Safety topic from Episode 7

Remotely piloted aircraft

In Australia, the RPA (remotely piloted aircraft) sector started as a wave upon the sand and is now growing into a tsunami. As quoted in CASA’s FSA magazine in 2015: “The number of commercial unmanned operator certificate holders in Australia has doubled over each of the last three years; now stands at over 120, and is likely to reach 200 by the end of the year. The recreational market is also expanding rapidly, with an estimated 100 new multi-rotor RPA taking to the skies each week in Australia.”

Since then, the increase in RPA activity has climbed off the charts. RPA are also known as unmanned aerial vehicles (UAVs) or drones. They come in all shapes and sizes, from those that are as big as a 737 to some that will fit in the palm of your hand. RPA can be used in fire fighting, search and rescue, disaster relief, border patrol, weather monitoring, hurricane tracking and law enforcement. 

Their recent popularity has seen them now being widely used in areas like aerial photography, stock mustering and as a sophisticated ‘toy’ that’s just plain fun to fly.

Users need to be aware that the rules and guidelines for the operation of recreational drones are quite separate from those involved in commercial aerial work. As outlined in CASA Regulations Part 101, when flying for money, or any form of economic gain, you need to have an RPA Operator’s Certificate (ReOC). If you’re flying an RPA weighing less than two kilograms, you need to notify CASA. 

Approvals for commercial or aerial work drone flights are mandatory requirements from CASA, so make sure you’ve ticked the boxes before you let yours out of your hands! 

Safety First

Being a new element in aviation, these flying machines need to be integrated safely with existing aircraft and conventions. This is CASA’s priority and to this end, regulations and guidelines have been laid out on their website for the safe and legal operation of RPA. 

Visit: https://www.casa.gov.au/aircraft/landing-page/flying-drones-australia

These guidelines include:

  • How to become a safe RPA operator
    • Applying for an operator’s certificate
    • Guidance material for aspiring operators
  • Information on flying recreational drones, flying commercially <2kg, flying commercially >2kg
  • Flying over your own land
  • RPAs in emergency situations

For information relating to the requirements of an ReOC please see CASA’s website. https://www.casa.gov.au/aircraft/standard-page/commercial-unmanned-fligh...
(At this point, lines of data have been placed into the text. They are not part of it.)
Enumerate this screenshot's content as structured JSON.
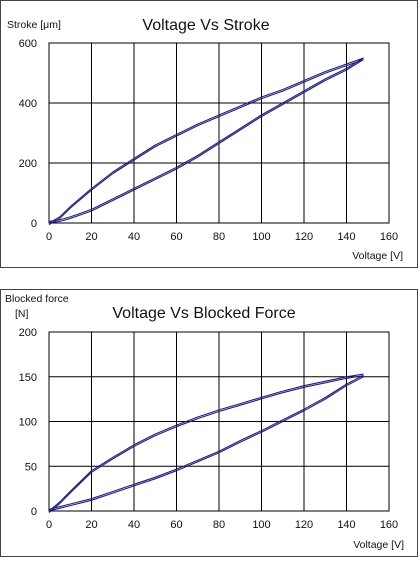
{
  "chart_data": [
    {
      "type": "line",
      "title": "Voltage Vs Stroke",
      "xlabel": "Voltage [V]",
      "ylabel": "Stroke [μm]",
      "xlim": [
        0,
        160
      ],
      "ylim": [
        0,
        600
      ],
      "xticks": [
        "0",
        "20",
        "40",
        "60",
        "80",
        "100",
        "120",
        "140",
        "160"
      ],
      "yticks": [
        "0",
        "200",
        "400",
        "600"
      ],
      "grid": true,
      "series_color": "#1f1f7a",
      "series": [
        {
          "branch": "rising",
          "x": [
            0,
            5,
            10,
            20,
            30,
            40,
            50,
            60,
            70,
            80,
            90,
            100,
            110,
            120,
            130,
            140,
            148
          ],
          "y": [
            0,
            5,
            15,
            40,
            75,
            110,
            145,
            180,
            220,
            265,
            310,
            355,
            395,
            435,
            475,
            510,
            545
          ]
        },
        {
          "branch": "falling",
          "x": [
            148,
            140,
            130,
            120,
            110,
            100,
            90,
            80,
            70,
            60,
            50,
            40,
            30,
            20,
            10,
            5,
            0
          ],
          "y": [
            550,
            530,
            505,
            475,
            445,
            420,
            390,
            360,
            330,
            295,
            260,
            215,
            170,
            115,
            55,
            20,
            0
          ]
        }
      ]
    },
    {
      "type": "line",
      "title": "Voltage Vs Blocked Force",
      "xlabel": "Voltage [V]",
      "ylabel": "Blocked force\n[N]",
      "ylabel_line1": "Blocked force",
      "ylabel_line2": "[N]",
      "xlim": [
        0,
        160
      ],
      "ylim": [
        0,
        200
      ],
      "xticks": [
        "0",
        "20",
        "40",
        "60",
        "80",
        "100",
        "120",
        "140",
        "160"
      ],
      "yticks": [
        "0",
        "50",
        "100",
        "150",
        "200"
      ],
      "grid": true,
      "series_color": "#1f1f7a",
      "series": [
        {
          "branch": "rising",
          "x": [
            0,
            5,
            10,
            20,
            30,
            40,
            50,
            60,
            70,
            80,
            90,
            100,
            110,
            120,
            130,
            140,
            148
          ],
          "y": [
            0,
            3,
            6,
            12,
            20,
            28,
            36,
            45,
            55,
            65,
            77,
            88,
            100,
            112,
            125,
            140,
            150
          ]
        },
        {
          "branch": "falling",
          "x": [
            148,
            140,
            130,
            120,
            110,
            100,
            90,
            80,
            70,
            60,
            50,
            40,
            30,
            20,
            10,
            5,
            0
          ],
          "y": [
            153,
            150,
            145,
            140,
            134,
            127,
            120,
            113,
            105,
            96,
            86,
            74,
            60,
            45,
            22,
            10,
            0
          ]
        }
      ]
    }
  ]
}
As licensed pilots of manned aircraft, we naturally have every reason to be cautious sharing our airspace with these relative newcomers to our skies, particularly since the operators of recreational RPAs are not required to hold a pilot’s licence. RPA and model aircraft operators have some different operating rules. CASA states that model aircraft operators “do not need formal piloting qualifications to operate a radio-controlled model. But they do need to observe some easy to follow rules, as detailed on the CASA website. 

CASA has also been driving a public awareness campaign since 2014, working with manufacturers and retailers, online electronics and toy and hobby outlets selling the smaller recreational RPA, to ensure the rules are either included in the product’s box, or given to buyers. The campaign focuses on raising awareness of the requirements for flying recreational drones safely.

There are no CASA issues with a camera being attached to a recreational drone. There may be privacy issues but these are beyond CASA’s jurisdiction. We do advise people to think about respecting privacy when flying their drone.

A note on training

RPA training organisations teach to an approved syllabus of training and are required to submit both instructor and student handbooks to CASA for acceptance. In addition the training organisation undertakes practical training based on guidance provided by CASA both within the syllabus and during entry control.